L’employeur soutient que le salarié n’a été victime d’aucun préjudice pour conclure au rejet de la demande.
La Cour relève que Monsieur [H] a été privé du bénéfice qu’aurait dû lui procurer les actions de formation devant être menées à l’occasion de chacun des deux P.E.C. contractés, lesquelles auraient constitué un atout dont il aurait pu se prévaloir sur le marché de l’emploi. En violant son obligation de formation, l’employeur lui a ainsi causé un préjudice qu’il convient d’indemniser à hauteur de 1.000€.

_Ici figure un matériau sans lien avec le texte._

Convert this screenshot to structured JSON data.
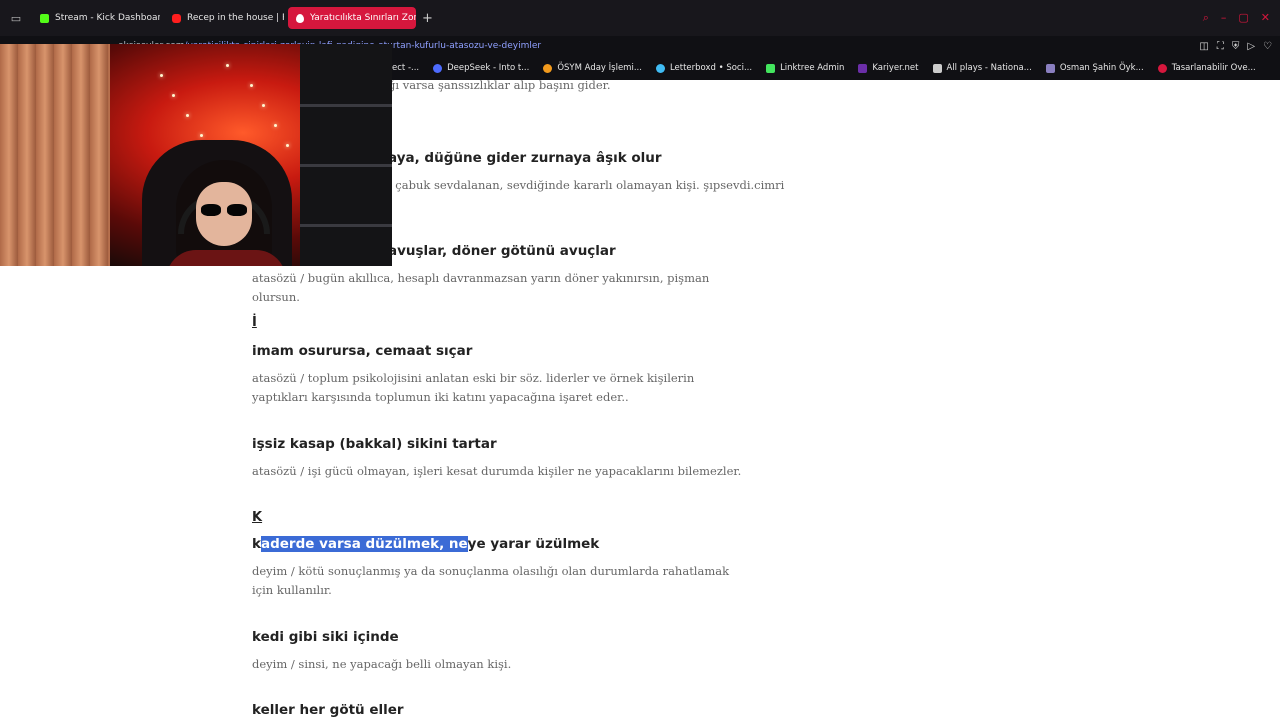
{
  "browser": {
    "tabs": [
      {
        "label": "Stream - Kick Dashboard",
        "icon": "kick-icon",
        "active": false
      },
      {
        "label": "Recep in the house | Rece",
        "icon": "youtube-icon",
        "active": false
      },
      {
        "label": "Yaratıcılıkta Sınırları Zorlay",
        "icon": "drop-icon",
        "active": true
      }
    ],
    "new_tab": "+",
    "url_host": "eksiseyler.com",
    "url_path": "/yaraticilikta-sinirlari-zorlayip-lafi-gadigine-oturtan-kufurlu-atasozu-ve-deyimler",
    "bookmarks": [
      {
        "label": "ect -...",
        "color": "#888888"
      },
      {
        "label": "DeepSeek - Into t...",
        "color": "#4d6bfe"
      },
      {
        "label": "ÖSYM Aday İşlemi...",
        "color": "#f29a1d"
      },
      {
        "label": "Letterboxd • Soci...",
        "color": "#40bcf4"
      },
      {
        "label": "Linktree Admin",
        "color": "#43e55e"
      },
      {
        "label": "Kariyer.net",
        "color": "#6b2ea8"
      },
      {
        "label": "All plays - Nationa...",
        "color": "#cccccc"
      },
      {
        "label": "Osman Şahin Öyk...",
        "color": "#8a7fc0"
      },
      {
        "label": "Tasarlanabilir Ove...",
        "color": "#d6173d"
      }
    ]
  },
  "page": {
    "entry0_desc": "ğı varsa şanssızlıklar alıp başını gider.",
    "entry1_title": "aya, düğüne gider zurnaya âşık olur",
    "entry1_desc": ", çabuk sevdalanan, sevdiğinde kararlı olamayan kişi. şıpsevdi.cimri",
    "entry2_title": "avuşlar, döner götünü avuçlar",
    "entry2_desc": "atasözü / bugün akıllıca, hesaplı davranmazsan yarın döner yakınırsın, pişman olursun.",
    "letter_i": "İ",
    "entry3_title": "imam osurursa, cemaat sıçar",
    "entry3_desc": "atasözü / toplum psikolojisini anlatan eski bir söz. liderler ve örnek kişilerin yaptıkları karşısında toplumun iki katını yapacağına işaret eder..",
    "entry4_title": "işsiz kasap (bakkal) sikini tartar",
    "entry4_desc": "atasözü / işi gücü olmayan, işleri kesat durumda kişiler ne yapacaklarını bilemezler.",
    "letter_k": "K",
    "entry5_title_pre": "k",
    "entry5_title_hl": "aderde varsa düzülmek, ne",
    "entry5_title_post": "ye yarar üzülmek",
    "entry5_desc": "deyim / kötü sonuçlanmış ya da sonuçlanma olasılığı olan durumlarda rahatlamak için kullanılır.",
    "entry6_title": "kedi gibi siki içinde",
    "entry6_desc": "deyim / sinsi, ne yapacağı belli olmayan kişi.",
    "entry7_title": "keller her götü eller"
  }
}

Sur le remboursement à l’Etat des aides perçues par la C.I.V.I.S. pour l’embauche de Monsieur [H] en contrat aidé
L’employeur n’ayant pas respecté ses engagements en matière de formation à l’égard de Monsieur [H], la Cour ordonne le remboursement des aides perçues par la C.I.V.I.S. pour l’embauche du salarié en contrat aidé conformément aux dispositions de L’article L. 5134-114 du Code du travail.
Sur les autres demandes
La C.I.V.I.S., prise en la personne de son representant legal, sera condamnée aux dépens de première instance et d’appel et au paiement de la somme de 2.000 euros au titre de l’article 700 du code de procédure civile et, par voie de conséquence, déboutée de sa demande présentée sur ce fondement.
PAR CES MOTIFS
La cour, statuant publiquement et par arrêt contradictoire, mis à disposition au greffe,
INFIRME le jugement rendu par le Conseil de Prud’hommes de Saint PIERRE en date du 13 juin 2024, sauf en ce qu’il a rejeté la demande de rappel sur salaire et débouté Monsieur [H] de sa demande d’indemnité pour travail dissimulé ;
STATUANT A NOUVEAU :
CONSTATE que l’employeur n’a pas respecté son obligation de formation et de tutorat afférentes au contrat aidé ;
REQUALIFIE le contrat aidé P.E.C. à durée déterminé en contrat de travail à durée indéterminée;
JUGE que la rutpture de la relation s’analyse en un licenciement est sans cause réelle et sérieuse;
CONDAMNE la C.I.V.I.S. prise en la personne de son représentant légal au versement des sommes suivantes :
— 1 446.90 euros à titre d’indemnité de requalification ;
— 2 893.80 euros à titre d’indemnité de préavis ;
— 289.38 euros au titre des congés payés afférents ;
— 723.45 euros à titre d’indemnité de licenciement ;
— 4.340,70 euros à titre d’indemnité pour licenciement sans cause réelle et sérieuse ;
— 1.000 euros à titre de dommages et intérêts pour le préjudice distinct
ORDONNE le remboursement à l’Etat des aides perçues par la C.I.V.I.S. pour l’embauche de Monsieur [H] en contrat aidé ;
CONDAMNE la C.I.V.I.S. prise en la personne de son représentant légal à verser à Monsieur [H] la somme de 2 000 euros en application de l’article 700 du code de procédure civile ainsi qu’aux entiers dépens.
Le présent arrêt a été signé par Madame Corinne Jacquemin, présidente de chambre, et par Mme Delphine Schuft, greffière, à laquelle la minute de la décision a été remise par le magistrat signataire.